SLM-SS: Speech Language Model for Generative Speech Separation
This addresses the issue of poor speech intelligibility in separated signals for downstream tasks like speech recognition, representing an incremental improvement over existing neural network-based methods.
The paper tackled the problem of speech separation by proposing SLM-SS, a method using speech language models to enhance intelligibility and coherence in separated signals, showing significantly better preservation of speech intelligibility on the LibriMix dataset.

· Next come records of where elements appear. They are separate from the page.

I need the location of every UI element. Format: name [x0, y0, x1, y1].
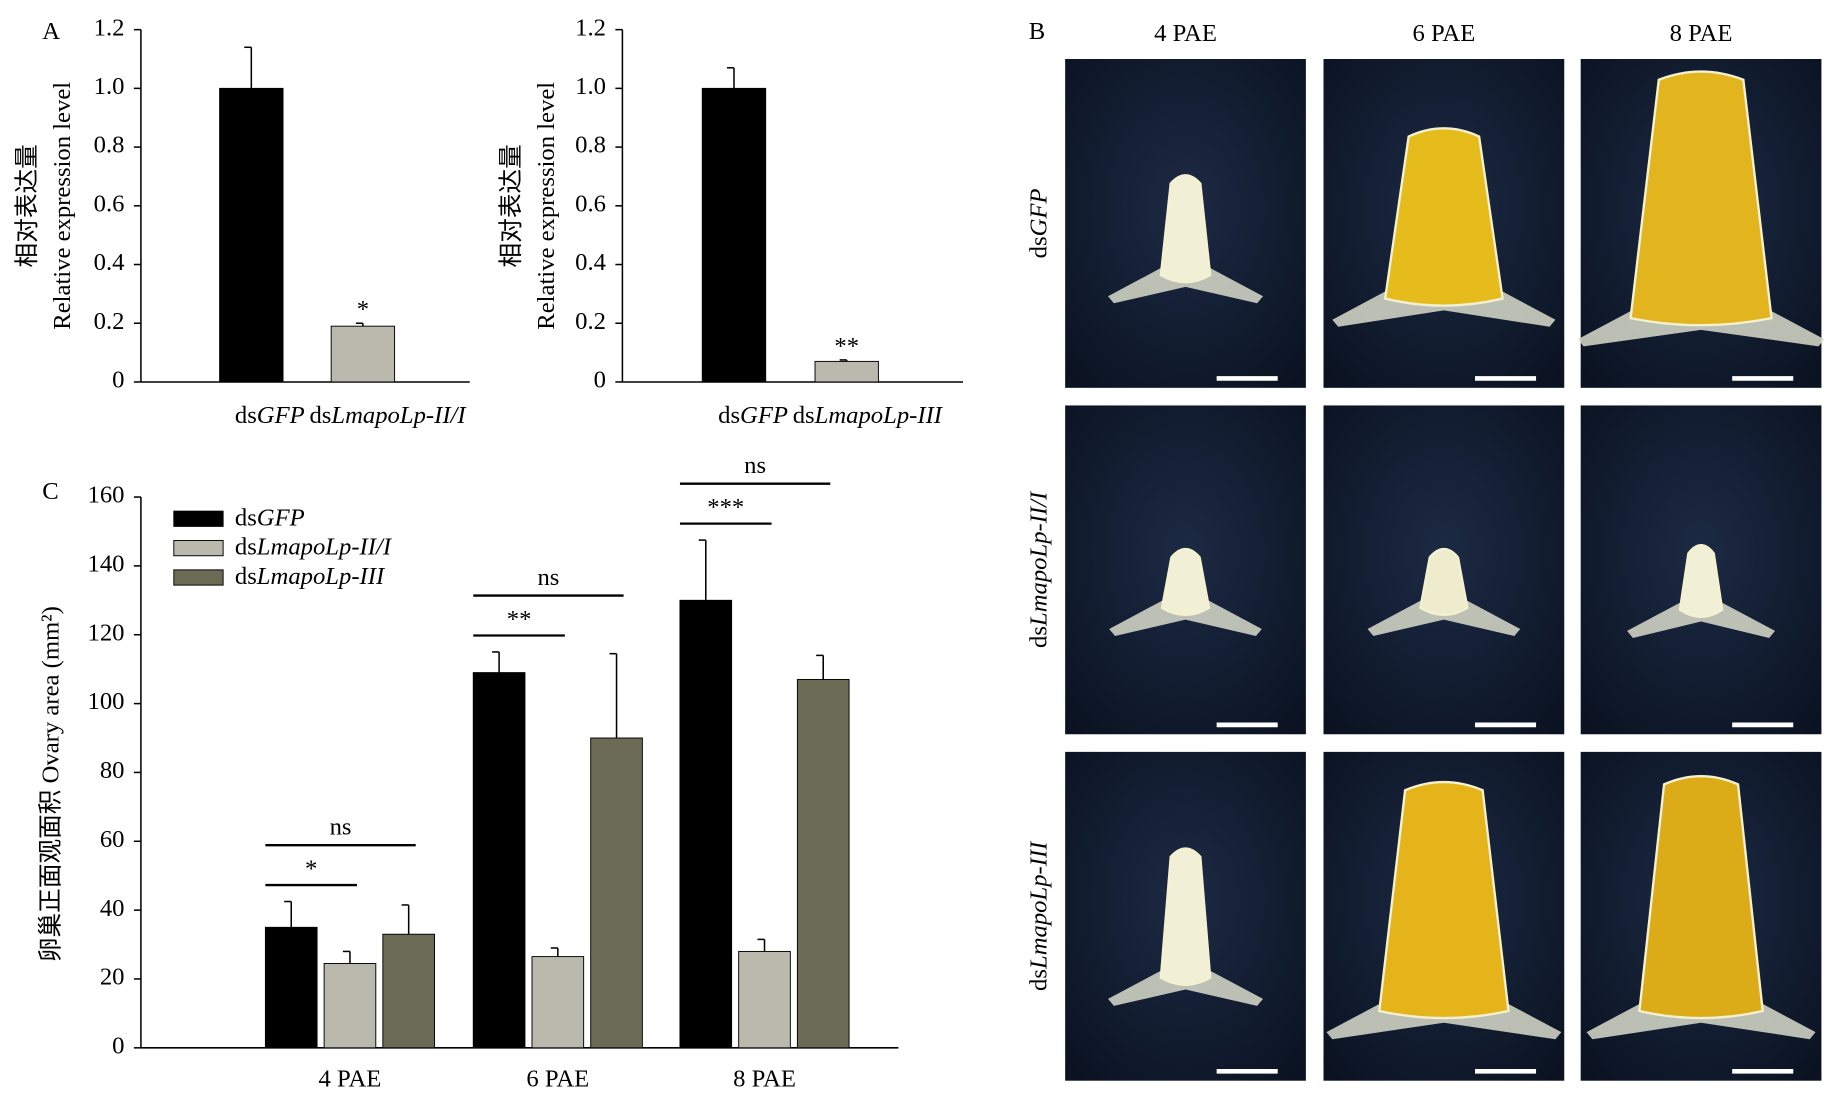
significance-label: **	[834, 333, 859, 360]
ovary-wings	[1108, 268, 1264, 304]
significance-label: ***	[707, 494, 744, 521]
ovary	[1159, 174, 1212, 284]
x-tick-label: dsLmapoLp-II/I	[309, 402, 467, 429]
row-label: dsLmapoLp-III	[1025, 840, 1052, 991]
ovary-wings	[1627, 602, 1776, 638]
y-tick-label: 20	[100, 964, 125, 991]
y-tick-label: 1.2	[94, 14, 125, 41]
significance-label: **	[507, 606, 532, 633]
y-tick-label: 0.2	[575, 308, 606, 335]
y-tick-label: 80	[100, 757, 125, 784]
y-tick-label: 160	[87, 482, 124, 509]
legend-swatch	[173, 569, 224, 586]
bar	[701, 87, 767, 383]
legend-label: dsGFP	[235, 504, 305, 531]
bar	[264, 926, 318, 1049]
significance-label: ns	[744, 452, 766, 479]
ovary-wings	[1108, 970, 1264, 1006]
y-tick-label: 0.4	[94, 249, 125, 276]
legend-swatch	[173, 510, 224, 527]
ovary	[1419, 547, 1469, 617]
panel-label: A	[42, 18, 60, 45]
bar	[679, 599, 733, 1049]
x-tick-label: dsGFP	[235, 402, 305, 429]
panel-label: B	[1029, 18, 1045, 45]
y-tick-label: 0.4	[575, 249, 606, 276]
x-tick-label: 6 PAE	[526, 1065, 589, 1092]
bar	[382, 933, 435, 1049]
row-label: dsLmapoLp-II/I	[1025, 490, 1052, 648]
x-tick-label: 4 PAE	[319, 1065, 382, 1092]
ovary-wings	[1367, 600, 1521, 637]
x-tick-label: dsLmapoLp-III	[793, 402, 944, 429]
x-tick-label: 8 PAE	[733, 1065, 796, 1092]
y-tick-label: 1.2	[575, 14, 606, 41]
ovary	[1678, 544, 1724, 618]
y-tick-label: 1.0	[94, 73, 125, 100]
significance-label: *	[357, 296, 369, 323]
ovary	[1159, 847, 1212, 986]
column-label: 6 PAE	[1412, 20, 1475, 47]
legend-label: dsLmapoLp-II/I	[235, 533, 393, 560]
ovary-wings	[1109, 600, 1262, 637]
bar	[796, 679, 850, 1049]
bar	[323, 963, 377, 1049]
y-tick-label: 0.6	[94, 190, 125, 217]
legend-swatch	[173, 540, 224, 557]
y-tick-label: 0.8	[575, 132, 606, 159]
column-label: 4 PAE	[1154, 20, 1217, 47]
significance-label: *	[305, 856, 317, 883]
ovary	[1160, 547, 1211, 617]
panel-label: C	[42, 478, 58, 505]
bar	[219, 87, 284, 383]
y-axis-label: 相对表达量	[13, 144, 41, 267]
significance-label: ns	[330, 813, 352, 840]
legend-label: dsLmapoLp-III	[235, 563, 386, 590]
bar	[814, 360, 879, 383]
y-axis-label: Relative expression level	[49, 82, 76, 330]
y-tick-label: 0.8	[94, 132, 125, 159]
bar	[531, 956, 585, 1049]
y-tick-label: 0	[594, 367, 606, 394]
y-tick-label: 120	[87, 619, 124, 646]
bar	[738, 950, 791, 1049]
ovary	[1383, 127, 1504, 307]
y-tick-label: 40	[100, 895, 125, 922]
bar	[590, 737, 643, 1049]
y-axis-label: Relative expression level	[533, 82, 560, 330]
y-tick-label: 0	[112, 1032, 124, 1059]
row-label: dsGFP	[1025, 188, 1052, 258]
y-axis-label: 相对表达量	[497, 144, 525, 267]
column-label: 8 PAE	[1670, 20, 1733, 47]
ovary	[1638, 775, 1764, 1020]
y-tick-label: 140	[87, 551, 124, 578]
y-tick-label: 60	[100, 826, 125, 853]
y-tick-label: 0.6	[575, 190, 606, 217]
y-tick-label: 100	[87, 688, 124, 715]
y-axis-label: 卵巢正面观面积 Ovary area (mm²)	[37, 606, 65, 962]
ovary	[1377, 780, 1510, 1020]
y-tick-label: 1.0	[575, 73, 606, 100]
x-tick-label: dsGFP	[718, 402, 788, 429]
bar	[330, 325, 396, 383]
bar	[472, 672, 526, 1049]
ovary	[1629, 70, 1773, 327]
significance-label: ns	[537, 564, 559, 591]
y-tick-label: 0	[112, 367, 124, 394]
y-tick-label: 0.2	[94, 308, 125, 335]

Speech separation (SS) has advanced significantly with neural network-based methods, showing improved performance on signal-level metrics. However, these methods often struggle to maintain speech intelligibility in the separated signals, which can negatively affect the performance of downstream tasks such as speech recognition. In this work, we propose SLM-SS, a novel approach that applies speech language models to SS, aiming to enhance the intelligibility and coherence of the separated signals. We frame SS as discrete multi-codebook sequence generation, using Encoder-Decoder models to map quantized speech mixtures to target tokens. In addition to the autoregressive modeling strategy, we introduce a non-autoregressive model to improve decoding efficiency for residual tokens. Experimental results on the LibriMix dataset demonstrate that our approach shows significantly better preservation of speech intelligibility, leading to improved linguistic consistency in a variety of downstream tasks compared to existing approaches.